En décembre 2010, un journaliste avait demandé à François Hollande s’il ne manquait pas de « mordant », s’il n’était pas « trop gentil » pour s’engager dans la bataille présidentielle. Le futur chef de l’État avait répondu : « Moi, je ne suis pas pour prendre au collet mes adversaires, pour les clouer à un croc de boucher. Est-ce que je suis normal ? Oui. Et je vais vous dire : je pense que le temps d’un président normal est venu. »

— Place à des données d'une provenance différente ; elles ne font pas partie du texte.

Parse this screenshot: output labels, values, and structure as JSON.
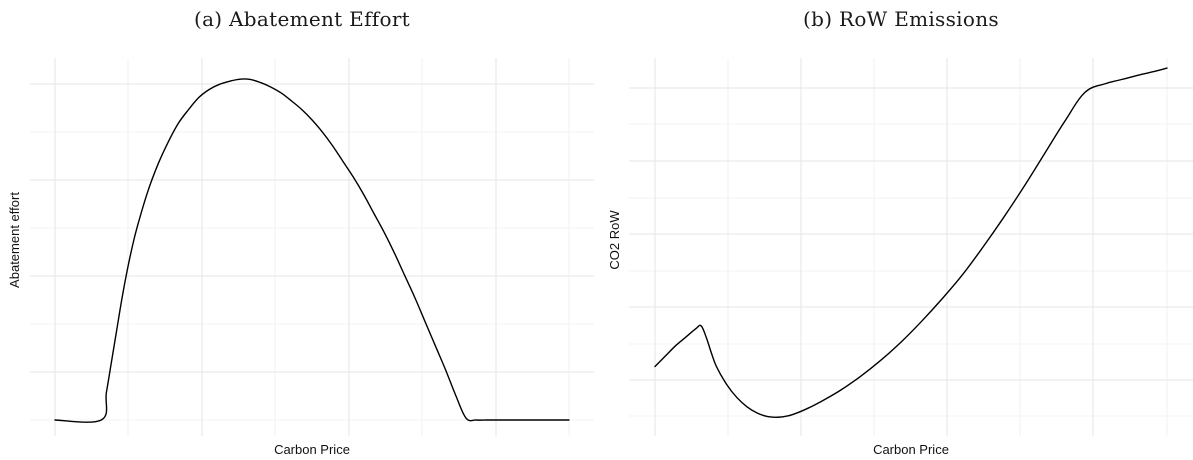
{
  "chart_data": [
    {
      "type": "line",
      "title": "(a) Abatement Effort",
      "xlabel": "Carbon Price",
      "ylabel": "Abatement effort",
      "grid": true,
      "legend": "none",
      "line_color": "#000000",
      "grid_color": "#e6e6e6",
      "xlim": [
        0,
        100
      ],
      "ylim": [
        -3,
        100
      ],
      "x": [
        0,
        9,
        10,
        11,
        12,
        13,
        14,
        15,
        16,
        18,
        20,
        22,
        24,
        26,
        28,
        30,
        32,
        34,
        36,
        38,
        40,
        42,
        44,
        46,
        48,
        50,
        52,
        54,
        56,
        58,
        60,
        62,
        64,
        66,
        68,
        70,
        72,
        74,
        76,
        78,
        80,
        82,
        84,
        86,
        88,
        89,
        90,
        91,
        100
      ],
      "y": [
        0,
        0,
        8,
        17,
        26,
        35,
        43,
        50,
        56,
        66,
        74,
        80.5,
        86,
        90,
        93.5,
        95.8,
        97.3,
        98.2,
        98.8,
        98.7,
        97.8,
        96.5,
        94.8,
        92.5,
        90,
        87,
        83.5,
        79.5,
        75,
        70.5,
        65.5,
        60,
        54.5,
        48.5,
        42,
        35.5,
        28.5,
        21.5,
        14.5,
        7,
        0.5,
        0,
        0,
        0,
        0,
        0,
        0,
        0,
        0
      ]
    },
    {
      "type": "line",
      "title": "(b) RoW Emissions",
      "xlabel": "Carbon Price",
      "ylabel": "CO2 RoW",
      "grid": true,
      "legend": "none",
      "line_color": "#000000",
      "grid_color": "#e6e6e6",
      "xlim": [
        0,
        100
      ],
      "ylim": [
        -3,
        100
      ],
      "x": [
        0,
        2,
        4,
        6,
        8,
        9,
        10,
        11,
        12,
        14,
        16,
        18,
        20,
        22,
        24,
        26,
        28,
        30,
        32,
        36,
        40,
        44,
        48,
        52,
        56,
        60,
        64,
        68,
        72,
        76,
        80,
        84,
        88,
        90,
        92,
        94,
        96,
        98,
        100
      ],
      "y": [
        15.5,
        18.5,
        21.5,
        24,
        26.5,
        27.3,
        24,
        19.5,
        15.5,
        10.3,
        6.5,
        3.8,
        2,
        1,
        0.8,
        1.2,
        2.2,
        3.5,
        5,
        8.4,
        12.5,
        17.2,
        22.5,
        28.5,
        35,
        42,
        50,
        58.5,
        67.5,
        77,
        86.5,
        95,
        97.5,
        98.3,
        99,
        99.8,
        100.5,
        101.2,
        102
      ]
    }
  ]
}
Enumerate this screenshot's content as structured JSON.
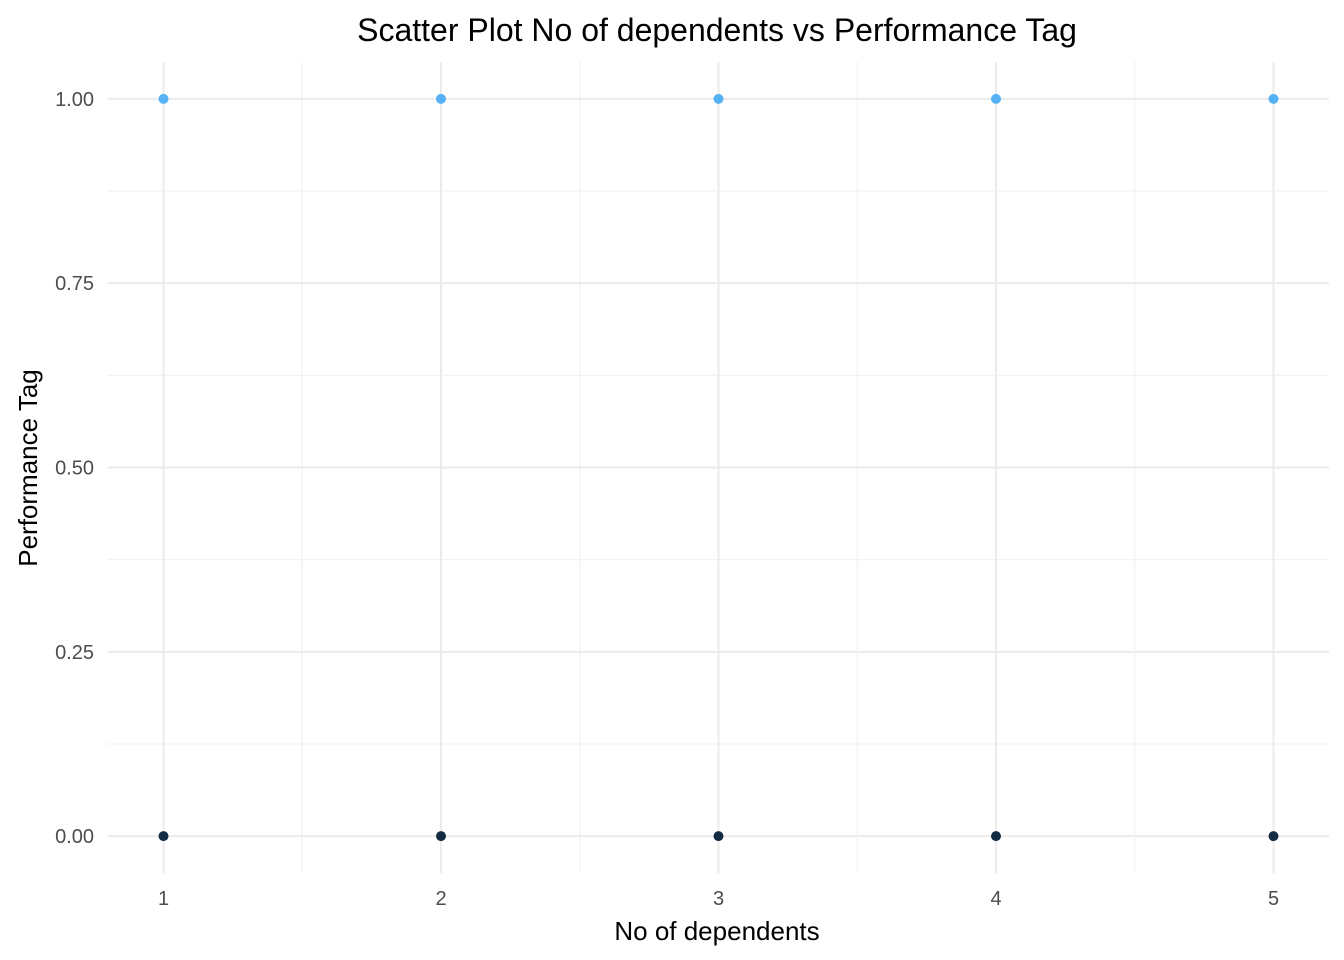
{
  "chart_data": {
    "type": "scatter",
    "title": "Scatter Plot No of dependents vs Performance Tag",
    "xlabel": "No of dependents",
    "ylabel": "Performance Tag",
    "xlim": [
      0.8,
      5.2
    ],
    "ylim": [
      -0.05,
      1.05
    ],
    "x_ticks": [
      1,
      2,
      3,
      4,
      5
    ],
    "x_tick_labels": [
      "1",
      "2",
      "3",
      "4",
      "5"
    ],
    "y_ticks": [
      0,
      0.25,
      0.5,
      0.75,
      1
    ],
    "y_tick_labels": [
      "0.00",
      "0.25",
      "0.50",
      "0.75",
      "1.00"
    ],
    "grid": true,
    "legend": "none",
    "colors": {
      "high": "#56B1F7",
      "low": "#132B43"
    },
    "points": [
      {
        "x": 1,
        "y": 1
      },
      {
        "x": 2,
        "y": 1
      },
      {
        "x": 3,
        "y": 1
      },
      {
        "x": 4,
        "y": 1
      },
      {
        "x": 5,
        "y": 1
      },
      {
        "x": 1,
        "y": 0
      },
      {
        "x": 2,
        "y": 0
      },
      {
        "x": 3,
        "y": 0
      },
      {
        "x": 4,
        "y": 0
      },
      {
        "x": 5,
        "y": 0
      }
    ]
  }
}
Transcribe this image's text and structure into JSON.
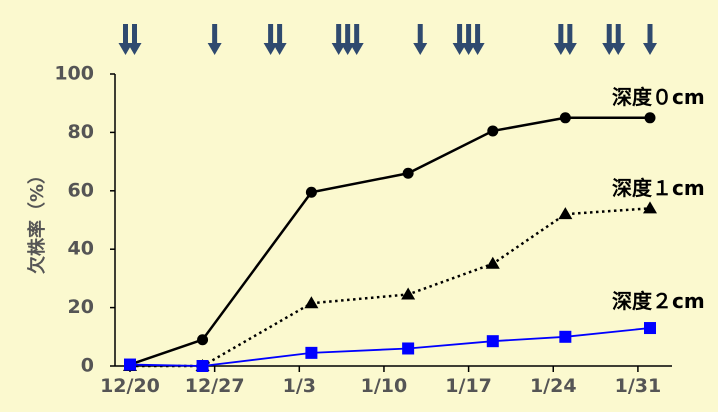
{
  "chart_data": {
    "type": "line",
    "ylabel": "欠株率（%）",
    "ylim": [
      0,
      100
    ],
    "yticks": [
      "0",
      "20",
      "40",
      "60",
      "80",
      "100"
    ],
    "xlim": [
      "12/20",
      "2/1"
    ],
    "xticks": [
      "12/20",
      "12/27",
      "1/3",
      "1/10",
      "1/17",
      "1/24",
      "1/31"
    ],
    "grid": false,
    "series": [
      {
        "name": "深度０cm",
        "color": "#000000",
        "line_style": "solid",
        "marker": "circle",
        "x": [
          "12/20",
          "12/26",
          "1/4",
          "1/12",
          "1/19",
          "1/25",
          "2/1"
        ],
        "values": [
          0.5,
          9,
          59.5,
          66,
          80.5,
          85,
          85
        ]
      },
      {
        "name": "深度１cm",
        "color": "#000000",
        "line_style": "dotted",
        "marker": "triangle",
        "x": [
          "12/20",
          "12/26",
          "1/4",
          "1/12",
          "1/19",
          "1/25",
          "2/1"
        ],
        "values": [
          0,
          0,
          21.5,
          24.5,
          35,
          52,
          54
        ]
      },
      {
        "name": "深度２cm",
        "color": "#0000ff",
        "line_style": "solid",
        "marker": "square",
        "x": [
          "12/20",
          "12/26",
          "1/4",
          "1/12",
          "1/19",
          "1/25",
          "2/1"
        ],
        "values": [
          0.5,
          0,
          4.5,
          6,
          8.5,
          10,
          13
        ]
      }
    ],
    "event_markers": {
      "color": "#2f4a6f",
      "icon": "down-arrow",
      "counts": [
        2,
        1,
        2,
        3,
        1,
        3,
        2,
        2,
        1
      ],
      "dates": [
        "12/20",
        "12/27",
        "1/1",
        "1/7",
        "1/13",
        "1/17",
        "1/25",
        "1/29",
        "2/1"
      ]
    }
  }
}
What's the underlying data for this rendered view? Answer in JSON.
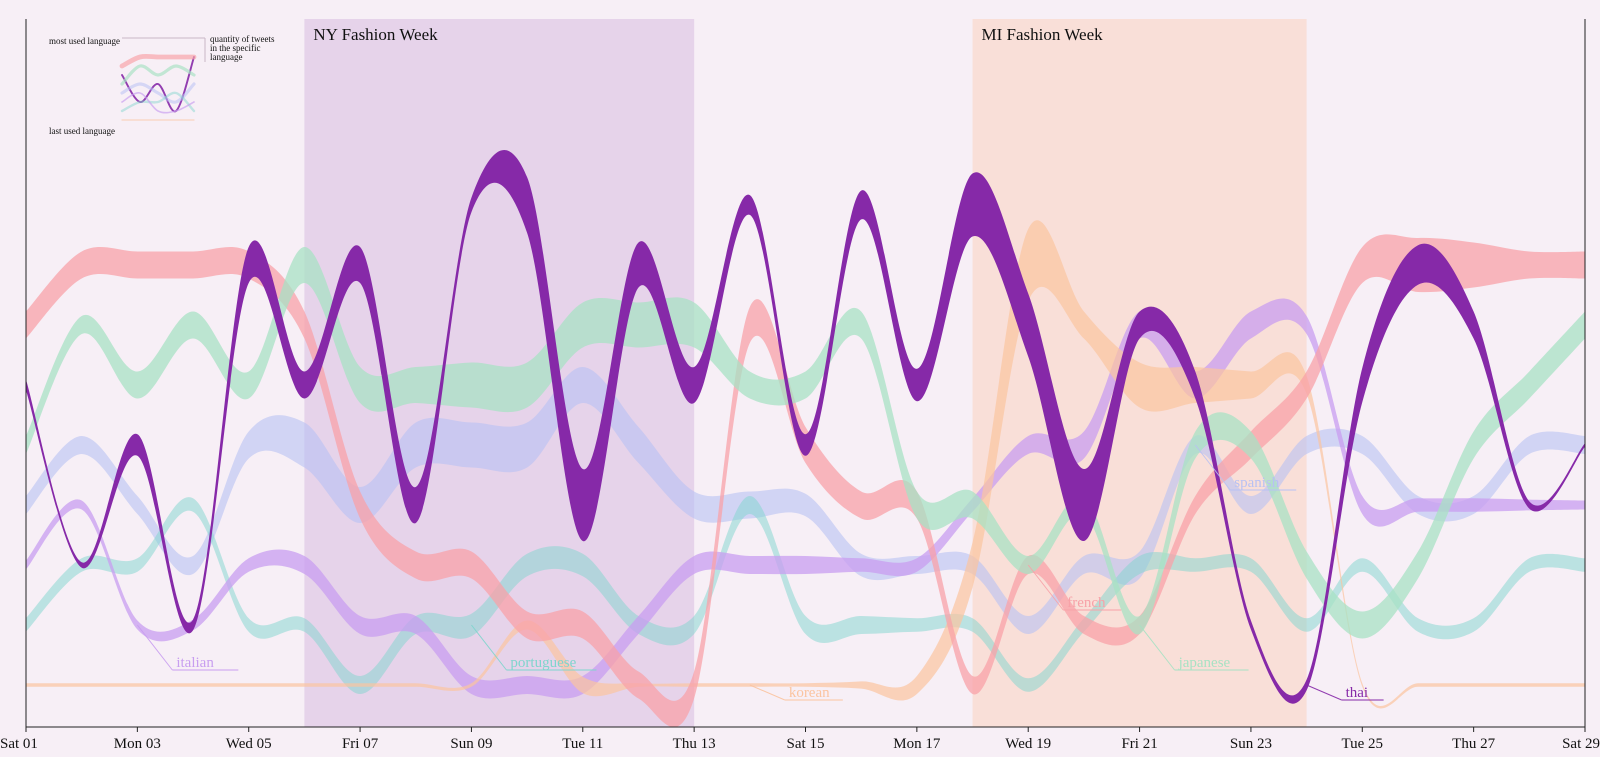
{
  "chart_data": {
    "type": "area",
    "x_range": [
      "2022-10-01",
      "2022-10-29"
    ],
    "x_ticks": [
      "Sat 01",
      "Mon 03",
      "Wed 05",
      "Fri 07",
      "Sun 09",
      "Tue 11",
      "Thu 13",
      "Sat 15",
      "Mon 17",
      "Wed 19",
      "Fri 21",
      "Sun 23",
      "Tue 25",
      "Thu 27",
      "Sat 29"
    ],
    "events": [
      {
        "label": "NY Fashion Week",
        "start": "2022-10-06",
        "end": "2022-10-13",
        "color": "#e6d3ea"
      },
      {
        "label": "MI Fashion Week",
        "start": "2022-10-18",
        "end": "2022-10-24",
        "color": "#f9dfd8"
      }
    ],
    "legend": {
      "top_label": "most used language",
      "bottom_label": "last used language",
      "side_label": [
        "quantity of tweets",
        "in the specific",
        "language"
      ]
    },
    "series": [
      {
        "name": "thai",
        "color": "#8629a8",
        "opacity": 1.0,
        "emphasis": true,
        "rank": [
          3,
          6,
          4,
          7,
          1,
          3,
          1,
          5,
          0,
          0,
          5,
          1,
          3,
          0,
          4,
          0,
          3,
          0,
          2,
          5,
          2,
          3,
          7,
          8,
          3,
          1,
          2,
          5,
          4
        ],
        "width": [
          1.2,
          0.6,
          2.4,
          1.2,
          4,
          3,
          4,
          4,
          1.6,
          6.2,
          8,
          5,
          4,
          2.2,
          2.4,
          3.2,
          3.6,
          7,
          7,
          8,
          3,
          3,
          1,
          1.2,
          3.8,
          4.4,
          3,
          0.8,
          0.4
        ]
      },
      {
        "name": "spanish",
        "color": "#b8c1f3",
        "opacity": 0.6,
        "rank": [
          5,
          4,
          5,
          6,
          4,
          4,
          5,
          4,
          4,
          4,
          3,
          4,
          5,
          5,
          5,
          6,
          6,
          6,
          7,
          6,
          6,
          4,
          5,
          4,
          4,
          5,
          5,
          4,
          4
        ],
        "width": [
          2,
          2,
          2,
          2,
          3,
          5,
          4,
          5,
          5,
          5,
          4,
          4,
          3,
          3,
          2.5,
          2.5,
          2,
          2,
          2,
          2,
          3,
          2,
          2,
          2,
          2,
          2,
          2,
          2,
          2
        ]
      },
      {
        "name": "portuguese",
        "color": "#7fd5cd",
        "opacity": 0.5,
        "rank": [
          7,
          6,
          6,
          5,
          7,
          7,
          8,
          7,
          7,
          6,
          6,
          7,
          7,
          5,
          7,
          7,
          7,
          7,
          8,
          7,
          6,
          6,
          6,
          7,
          6,
          7,
          7,
          6,
          6
        ],
        "width": [
          1.5,
          1.5,
          1.5,
          1.5,
          1.5,
          1.5,
          2,
          2,
          2.5,
          2.5,
          2.5,
          2,
          2,
          2,
          2,
          2,
          1.5,
          1.5,
          1.5,
          1.5,
          2,
          1.5,
          1.5,
          1.5,
          1.5,
          1.5,
          1.5,
          1.5,
          1.5
        ]
      },
      {
        "name": "italian",
        "color": "#c89ef0",
        "opacity": 0.75,
        "rank": [
          6,
          5,
          7,
          7,
          6,
          6,
          7,
          7,
          8,
          8,
          8,
          7,
          6,
          6,
          6,
          6,
          6,
          5,
          4,
          4,
          2,
          3,
          2,
          2,
          5,
          5,
          5,
          5,
          5
        ],
        "width": [
          1,
          1,
          1,
          1.2,
          1.5,
          2,
          2,
          2,
          2,
          2,
          2,
          2,
          2,
          2,
          2,
          1.5,
          1.5,
          1.5,
          2,
          3,
          3,
          3,
          3,
          2,
          2,
          1.5,
          1.5,
          1.2,
          1
        ]
      },
      {
        "name": "korean",
        "color": "#fbc4a0",
        "opacity": 0.7,
        "rank": [
          8,
          8,
          8,
          8,
          8,
          8,
          8,
          8,
          8,
          7,
          8,
          8,
          8,
          8,
          8,
          8,
          8,
          6,
          1,
          2,
          3,
          3,
          3,
          3,
          8,
          8,
          8,
          8,
          8
        ],
        "width": [
          0.4,
          0.4,
          0.4,
          0.4,
          0.4,
          0.4,
          0.4,
          0.4,
          0.4,
          1,
          1.8,
          0.4,
          0.4,
          0.4,
          0.4,
          0.8,
          2,
          5,
          8,
          3,
          5,
          4,
          3,
          2,
          0.4,
          0.4,
          0.4,
          0.4,
          0.4
        ]
      },
      {
        "name": "french",
        "color": "#f8a2a8",
        "opacity": 0.75,
        "rank": [
          2,
          1,
          1,
          1,
          1,
          2,
          5,
          6,
          6,
          7,
          7,
          8,
          8,
          2,
          4,
          5,
          5,
          8,
          6,
          7,
          7,
          5,
          4,
          3,
          1,
          1,
          1,
          1,
          1
        ],
        "width": [
          3,
          3,
          3,
          3,
          3,
          3,
          3,
          3,
          3,
          3,
          3,
          3,
          3,
          4,
          4,
          3,
          3,
          2,
          2,
          2,
          2,
          2,
          3,
          3,
          4,
          6,
          5,
          3,
          3
        ]
      },
      {
        "name": "japanese",
        "color": "#a8e2c4",
        "opacity": 0.75,
        "rank": [
          4,
          2,
          3,
          2,
          3,
          1,
          3,
          3,
          3,
          3,
          2,
          2,
          2,
          3,
          3,
          2,
          5,
          5,
          6,
          5,
          7,
          4,
          4,
          6,
          7,
          6,
          4,
          3,
          2
        ],
        "width": [
          2,
          2,
          3,
          3,
          3,
          4,
          4,
          4,
          5,
          5,
          5,
          5,
          5,
          3,
          3,
          3,
          3,
          3,
          2,
          2,
          2,
          3,
          3,
          3,
          3,
          3,
          3,
          3,
          3
        ]
      }
    ],
    "series_labels": [
      {
        "name": "italian",
        "date": "2022-10-02.6"
      },
      {
        "name": "portuguese",
        "date": "2022-10-08.5"
      },
      {
        "name": "korean",
        "date": "2022-10-14"
      },
      {
        "name": "french",
        "date": "2022-10-19.2"
      },
      {
        "name": "japanese",
        "date": "2022-10-21.2"
      },
      {
        "name": "spanish",
        "date": "2022-10-22"
      },
      {
        "name": "thai",
        "date": "2022-10-23.5"
      }
    ]
  }
}
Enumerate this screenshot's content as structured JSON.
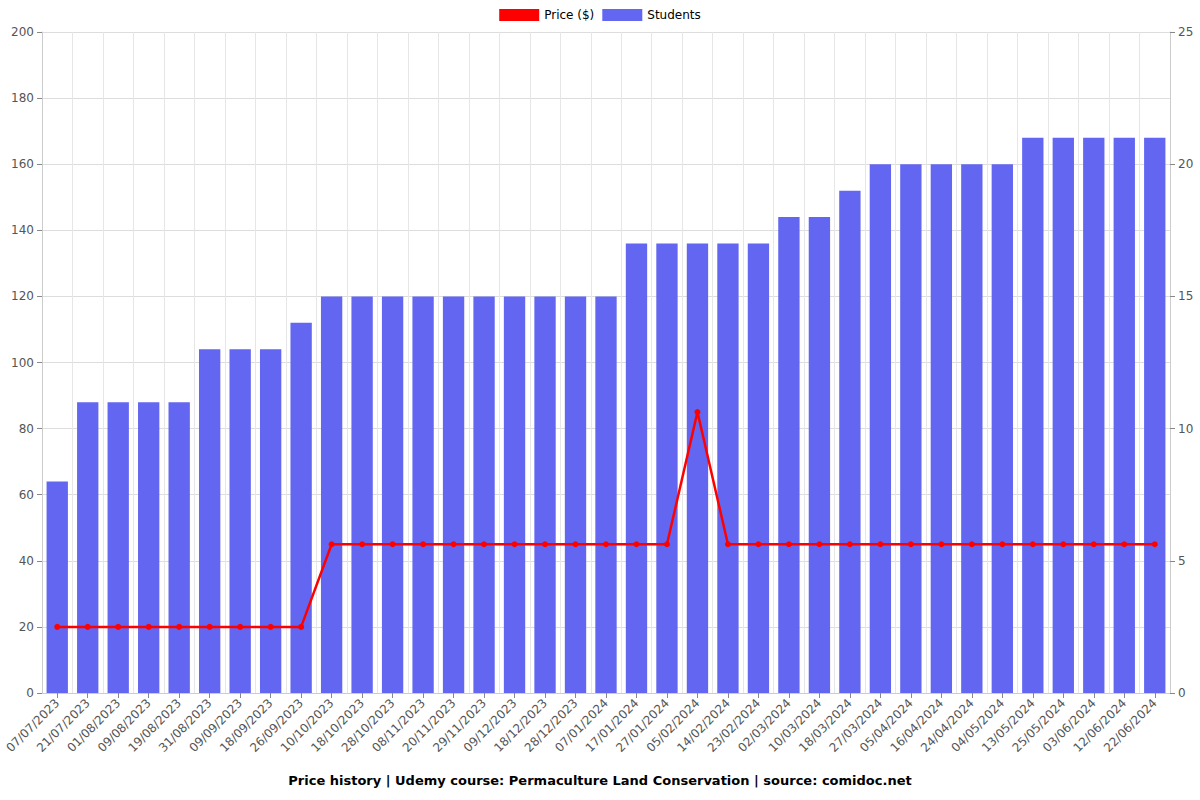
{
  "chart_data": {
    "type": "bar",
    "title": "Price history | Udemy course: Permaculture Land Conservation | source: comidoc.net",
    "categories": [
      "07/07/2023",
      "21/07/2023",
      "01/08/2023",
      "09/08/2023",
      "19/08/2023",
      "31/08/2023",
      "09/09/2023",
      "18/09/2023",
      "26/09/2023",
      "10/10/2023",
      "18/10/2023",
      "28/10/2023",
      "08/11/2023",
      "20/11/2023",
      "29/11/2023",
      "09/12/2023",
      "18/12/2023",
      "28/12/2023",
      "07/01/2024",
      "17/01/2024",
      "27/01/2024",
      "05/02/2024",
      "14/02/2024",
      "23/02/2024",
      "02/03/2024",
      "10/03/2024",
      "18/03/2024",
      "27/03/2024",
      "05/04/2024",
      "16/04/2024",
      "24/04/2024",
      "04/05/2024",
      "13/05/2024",
      "25/05/2024",
      "03/06/2024",
      "12/06/2024",
      "22/06/2024"
    ],
    "series": [
      {
        "name": "Price ($)",
        "type": "line",
        "color": "#ff0000",
        "marker": "circle",
        "values": [
          20,
          20,
          20,
          20,
          20,
          20,
          20,
          20,
          20,
          45,
          45,
          45,
          45,
          45,
          45,
          45,
          45,
          45,
          45,
          45,
          45,
          85,
          45,
          45,
          45,
          45,
          45,
          45,
          45,
          45,
          45,
          45,
          45,
          45,
          45,
          45,
          45
        ]
      },
      {
        "name": "Students",
        "type": "bar",
        "color": "#6366f1",
        "axis": "y2",
        "values": [
          8,
          11,
          11,
          11,
          11,
          13,
          13,
          13,
          14,
          15,
          15,
          15,
          15,
          15,
          15,
          15,
          15,
          15,
          15,
          17,
          17,
          17,
          17,
          17,
          18,
          18,
          19,
          20,
          20,
          20,
          20,
          20,
          21,
          21,
          21,
          21,
          21
        ]
      }
    ],
    "ylim": [
      0,
      200
    ],
    "yticks": [
      0,
      20,
      40,
      60,
      80,
      100,
      120,
      140,
      160,
      180,
      200
    ],
    "y2lim": [
      0,
      25
    ],
    "y2ticks": [
      0,
      5,
      10,
      15,
      20,
      25
    ],
    "grid": true,
    "legend": "top"
  }
}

L’expression allait devenir sa marque de fabrique. Finis les gestes de Superman, les sorties de route et le bling-bling. Hollande serait l’anti--Sarkozy.

Efficace pendant la campagne électorale, l’adjectif « normal » a été de plus en plus gênant à l’Élysée. Impossible de s’en débarrasser. Il lui colle à la peau, comme le sparadrap du Capitaine Haddock. Tout ce qu’il dit, tout ce qu’il fait, est jaugé en fonction de ce qualificatif ambigu.

Normal signifie-t-il moyen, ordinaire, conforme au modèle courant ? Désigne-t-il plutôt quelqu’un de prévisible et de régulier ? Ou est-ce un homme sain, qui ne présente pas de patho-logie particulière ?

En se comportant de manière insolite (le scooter, les confidences aux journalistes…), l’anti--Sarkozy est sorti des clous. Cela lui a coûté encore plus cher que ses changements de ligne. Il aurait pu s’inspirer de Georges Pompidou : après les envolées exceptionnelles du général de Gaulle, l’homme de Montboudif, carré dans un corps rond, la cigarette au bec, avait su faire atterrir la France sans écorner la fonction. On oubliait que ce président normal, aux airs de Monsieur Tout-le-Monde, était normalien.